Kandola and some Argyll staff might or might not hold genuine qualifications for their jobs. Housing society staff hold none, outside of NDP-related activism or cronyism. (Green Party members also qualify for housing society jobs.) Premier David Eby’s multi-billion-dollar expansion of B.C. Housing amounts to a multi-billion-dollar expansion of a poverty pimp empire that helps keep him in power.

Occasionally housing society corruption, like that of the PHS Society (aka Portland Hotel Society) and Atira Women’s Resource Society, comes to public attention. But that never happens until years after B.C. Housing finds out. There’s no indication how much other corruption the government’s housing operation currently keeps secret.

Rustad’s audit threat must surely have inflamed housing society indignation, not to mention activism. A financial audit alone would scare these phonies. A review of competence and hiring practices could destroy their entire industry.

A real review, that is. In this province audits, reviews, inquiries and inquests get careful stage-managing. That might also apply if Elections B.C. grants Randhawa’s request for an investigation.

B.C.’s tolerance of corruption—either through official complacency, negligence or collusion—must explain the widespread practice of unvetted voter registration. It also explains why housing society management and staff get away with mishandling money, pillaging money, neglecting maintenance, neglecting fire safety (sometimes with fatal consequences), allowing gang activity and other crime, and possibly taking part in gang activity and other crime.

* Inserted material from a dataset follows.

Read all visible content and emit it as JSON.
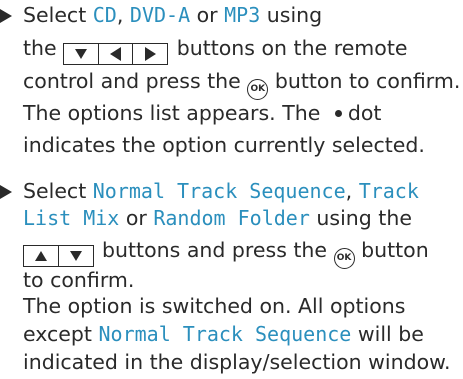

Oh yeah, they also wreck family communities.

So a newcomer to B.C. might consider it ironic that such infusoria would support an ex-cop candidate like Begg. But the pay-perks-and-pension parasite is as bad as they are, having grabbed extra money to support B.C.’s brazenly corrupt system of police accountability.

So has Rustad. So has recently retired Green MLA Adam Olsen.

Take your pick of any party. Or vote for them all. Think Elections B.C. would care?